Now let's go back and forth. Start with the quarter notes, then eighth notes, then sixteenth notes...
...then we are going to go back down to eighth notes, then quarter notes, and then go back up again.
We will continue going up and down these subdivisions, almost as if they were a musical scale.
Let's do one bar of each.
These exercises will help you understand subdivisions and let you become more precise with dividing the beat in different ways.
Many beginners neglect their hi hat because they think it doesn't need to be worked on. But, they're wrong.
The hi-hat foot can be the main driver for the sound you produce with your cymbal. It should be worked on with the upmost care.
Play a couple of bars to see if you can feel how close the snare is to the hi hat. I like to check to see if the snare is a comfortable distance away from the hi hat before I begin the warm up.
If you find that the snare is too far away from the head of the snare, use your palm to adjust it. Try this, and if it doesn't work, you'll need to fix it later on.
The snare should also hit the head of the snare at a fairly consistent angle. I personally like my snare at a completely flat angle, ergonomically that works the best for me.
There are a few exercises you can do to make the snare more consistent. You will find that practicing these exercises will enhance your ability to hit the snare note without touching the head of the snare.
After you've been at it for a while, go ahead and hit the snare note. You should be able to feel the snare hitting the snare head.

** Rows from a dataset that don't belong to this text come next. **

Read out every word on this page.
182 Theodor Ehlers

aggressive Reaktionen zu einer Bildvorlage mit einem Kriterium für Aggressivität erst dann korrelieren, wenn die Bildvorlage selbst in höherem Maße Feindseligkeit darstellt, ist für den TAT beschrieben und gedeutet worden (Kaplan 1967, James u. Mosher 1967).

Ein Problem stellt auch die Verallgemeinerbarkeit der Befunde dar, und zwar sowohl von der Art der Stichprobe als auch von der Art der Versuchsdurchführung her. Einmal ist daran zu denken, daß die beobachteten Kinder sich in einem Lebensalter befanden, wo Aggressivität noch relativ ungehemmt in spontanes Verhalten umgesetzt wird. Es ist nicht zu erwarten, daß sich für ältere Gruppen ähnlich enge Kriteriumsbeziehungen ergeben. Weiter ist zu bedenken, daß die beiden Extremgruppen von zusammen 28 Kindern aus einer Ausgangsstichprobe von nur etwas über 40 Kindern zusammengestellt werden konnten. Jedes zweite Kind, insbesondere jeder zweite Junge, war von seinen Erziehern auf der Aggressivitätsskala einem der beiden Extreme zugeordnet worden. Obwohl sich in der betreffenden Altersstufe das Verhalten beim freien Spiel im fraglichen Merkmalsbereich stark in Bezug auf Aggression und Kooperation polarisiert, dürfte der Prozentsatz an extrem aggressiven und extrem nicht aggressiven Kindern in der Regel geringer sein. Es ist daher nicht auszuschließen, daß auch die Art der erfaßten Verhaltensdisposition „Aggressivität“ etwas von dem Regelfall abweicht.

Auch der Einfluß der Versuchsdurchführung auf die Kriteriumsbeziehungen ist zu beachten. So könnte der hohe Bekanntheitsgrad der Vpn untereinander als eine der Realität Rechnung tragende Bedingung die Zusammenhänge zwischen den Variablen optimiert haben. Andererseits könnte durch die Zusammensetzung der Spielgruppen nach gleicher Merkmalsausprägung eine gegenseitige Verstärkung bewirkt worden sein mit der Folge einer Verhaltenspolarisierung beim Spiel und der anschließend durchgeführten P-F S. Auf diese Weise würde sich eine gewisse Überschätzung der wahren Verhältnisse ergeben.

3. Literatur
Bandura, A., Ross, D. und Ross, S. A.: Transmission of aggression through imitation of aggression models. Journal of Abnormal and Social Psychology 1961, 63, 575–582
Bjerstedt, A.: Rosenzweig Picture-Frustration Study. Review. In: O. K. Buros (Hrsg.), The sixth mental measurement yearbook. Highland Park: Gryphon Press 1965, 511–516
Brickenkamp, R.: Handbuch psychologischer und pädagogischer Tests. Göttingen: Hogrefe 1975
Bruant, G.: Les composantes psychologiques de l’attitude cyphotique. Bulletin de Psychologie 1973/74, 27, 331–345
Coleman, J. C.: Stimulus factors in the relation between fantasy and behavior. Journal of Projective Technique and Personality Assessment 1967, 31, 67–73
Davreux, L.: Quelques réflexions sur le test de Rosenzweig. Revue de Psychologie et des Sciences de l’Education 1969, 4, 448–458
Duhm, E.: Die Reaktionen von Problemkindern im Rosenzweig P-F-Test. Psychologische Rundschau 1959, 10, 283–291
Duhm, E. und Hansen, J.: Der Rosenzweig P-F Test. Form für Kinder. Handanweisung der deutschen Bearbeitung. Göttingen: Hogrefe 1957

This will help you increase the size of the shoulder-blades on the snare, which will improve the rhythm accuracy of the snare note.
After you've done this a couple of times, you should notice a drastic increase in the drumming you are doing.
You will need to adjust your hi hat. It will be too far away from your face. Be patient, and keep it playing until you can't feel it anymore.
The best way to play hi hats is to move your hand from the snare, to the hi hat. In this manner, your hand is hitting the snare head, but you are not touching the hi hat head. This exercise will ensure the snare hits the sn
The Jam Addict team is a revolving door of writers who care about music, its effects on culture, and giving aspiring artists tools and knowledge to be inspired and keep on creating.